Read thirty articles written by 30 economists, and you will see 30 different theories with varying amounts of overlap. Some relevant ones are labor shortages, which result in higher costs for producers of goods and services. I previously wrote that labor intensive businesses would face elevated costs for the foreseeable future in light of the low birth rate and overburdened immigration system.

Other economists will point to the excessive amount of money the Federal Reserve created during the pandemic, the so-called “easy money.” This is definitely a contributing factor, and when compared to Western Europe, where stimulus was less so, their inflation has dropped more rapidly than the US.

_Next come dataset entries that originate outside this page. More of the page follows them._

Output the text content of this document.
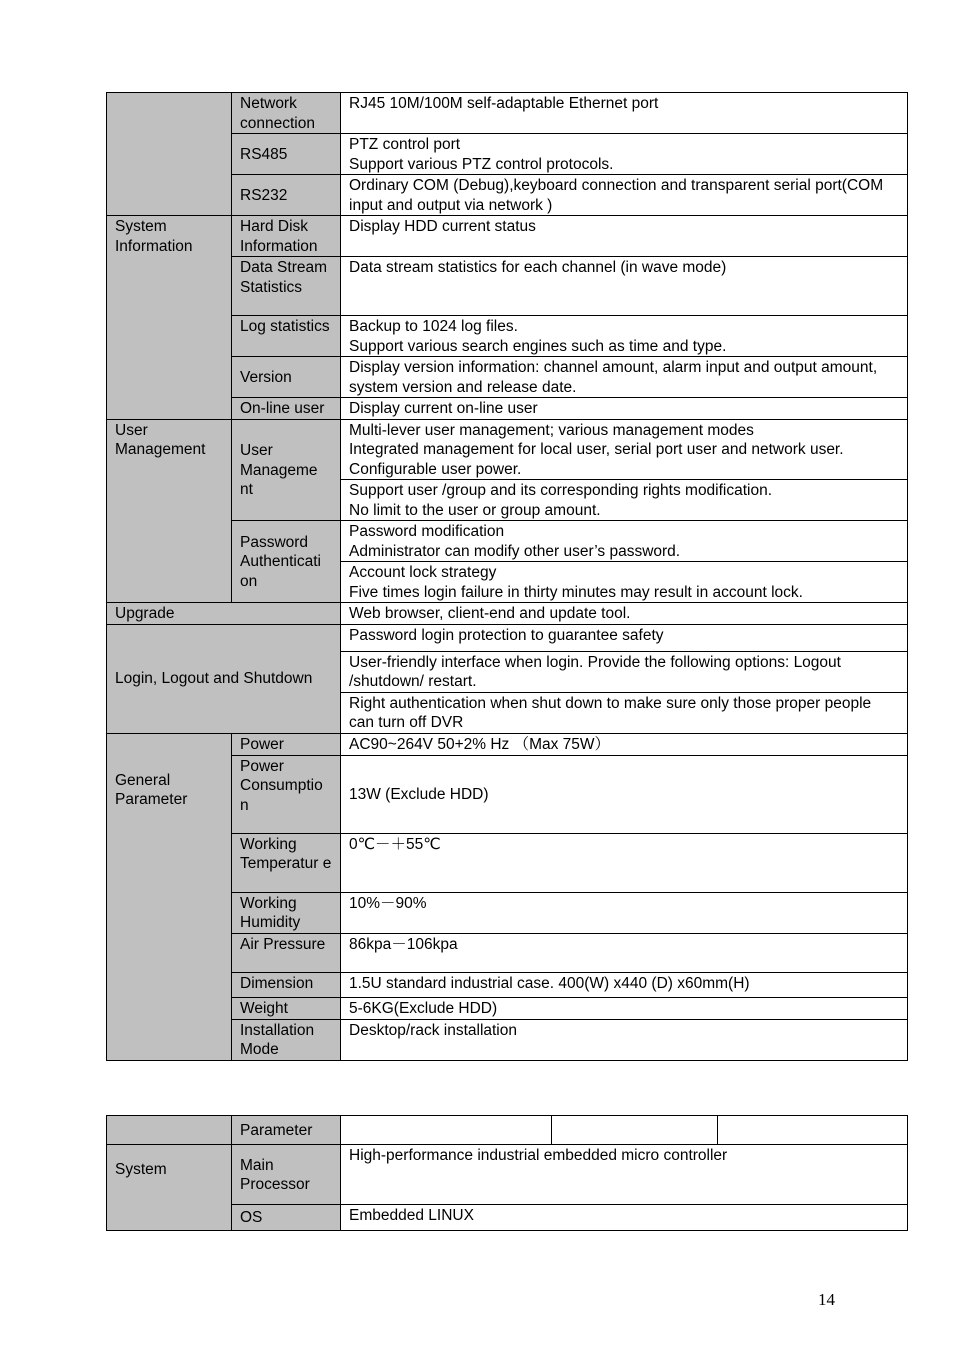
	Network connection	RJ45 10M/100M self-adaptable Ethernet port
	RS485	PTZ control port
Support various PTZ control protocols.

	RS232	Ordinary COM (Debug),keyboard connection and transparent serial port(COM input and output via network )
System Information	Hard Disk Information	Display HDD current status
	Data Stream Statistics	Data stream statistics for each channel (in wave mode)
	Log statistics	Backup to 1024 log files.
Support various search engines such as time and type.

	Version	Display version information: channel amount, alarm input and output amount, system version and release date.
	On-line user	Display current on-line user
User Management	User Manageme nt	Multi-lever user management; various management modes
Integrated management for local user, serial port user and network user. Configurable user power.

		Support user /group and its corresponding rights modification.
No limit to the user or group amount.

	Password Authenticati on	Password modification
Administrator can modify other user’s password.

		Account lock strategy
Five times login failure in thirty minutes may result in account lock.

Upgrade		Web browser, client-end and update tool.
Login, Logout and Shutdown		Password login protection to guarantee safety
		User-friendly interface when login. Provide the following options: Logout /shutdown/ restart.
		Right authentication when shut down to make sure only those proper people can turn off DVR

General Parameter	Power	AC90~264V 50+2% Hz （Max 75W）
	Power Consumptio n	13W (Exclude HDD)
	Working Temperatur e	0℃－＋55℃
	Working Humidity	10%－90%
	Air Pressure	86kpa－106kpa
	Dimension	1.5U standard industrial case. 400(W) x440 (D) x60mm(H)
	Weight	5-6KG(Exclude HDD)
	Installation Mode	Desktop/rack installation
	Parameter			

System	Main Processor	High-performance industrial embedded micro controller		
	OS	Embedded LINUX		
14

But I ask myself what the root cause behind all of the contributing factors is, and to me, that’s cash. How much do people and businesses have, and is it more or less than it was pre-pandemic? This is especially important in this high-interest rate environment, which is, by definition, inflationary for savers. Those with cash earn more interest than they have in nearly a decade. Maybe that’s why housing prices have stayed high, as homebuyers have more downpayment money from interest earned on savings accounts. Then I read a succinct article by Ruhcir Sharma entitled “The overstimulated superpower,” in which Mr. Sharma outlines that, among other things, there is more cash in accounts in the US than there was pre-pandemic, a lot more, as it turns out. In May of 2012, a year of stimulus in response to the great recession, M2 was $9.928 trillion dollars. Fast Forward 10 years to May of 2022, which, as I read it, was the peak amount of cash in privately held bank accounts in the amount of $21.69 trillion, a 2.18 multiple in ten years. That is a lot of buying power, and combined with a labor shortage, global supply chain realignment to higher cost but less politically risky countries and we have the recipe for growth.

What does this mean in terms of real estate investment strategy? Of course, the answer is that it always depends on the investor’s goals. Is it wealth preservation, wealth building, steady income, tax strategizing, or all of the above? With the interest rate backdrop unlikely to become significantly friendlier to real estate, the in-place yields and business plan execution are more important than ever. Otherwise, if you buy a 5% cap rate property, and rates move to six percent at the end of the hold period, the operator would have needed to drive revenues such that the cap rate based on the original purchase was 6% or more to break even. Profit would require it be moved even higher since interest rates cannot be counted on to provide a tailwind, and let it be said, nor should they ever. This is why I’ve always pursued properties that offer multiple opportunities for value creation. First is operations; can we upgrade the systems to reduce expenses as we have on many projects materially? Second, is the property located in the path of progress such that rents will keep up with or exceed inflation, and lastly, will the tenant base absorb high rents in exchange for an upgraded place to call home? If you can check all those boxes, along with rational amounts of leverage, this may be the best time to buy in more than a decade.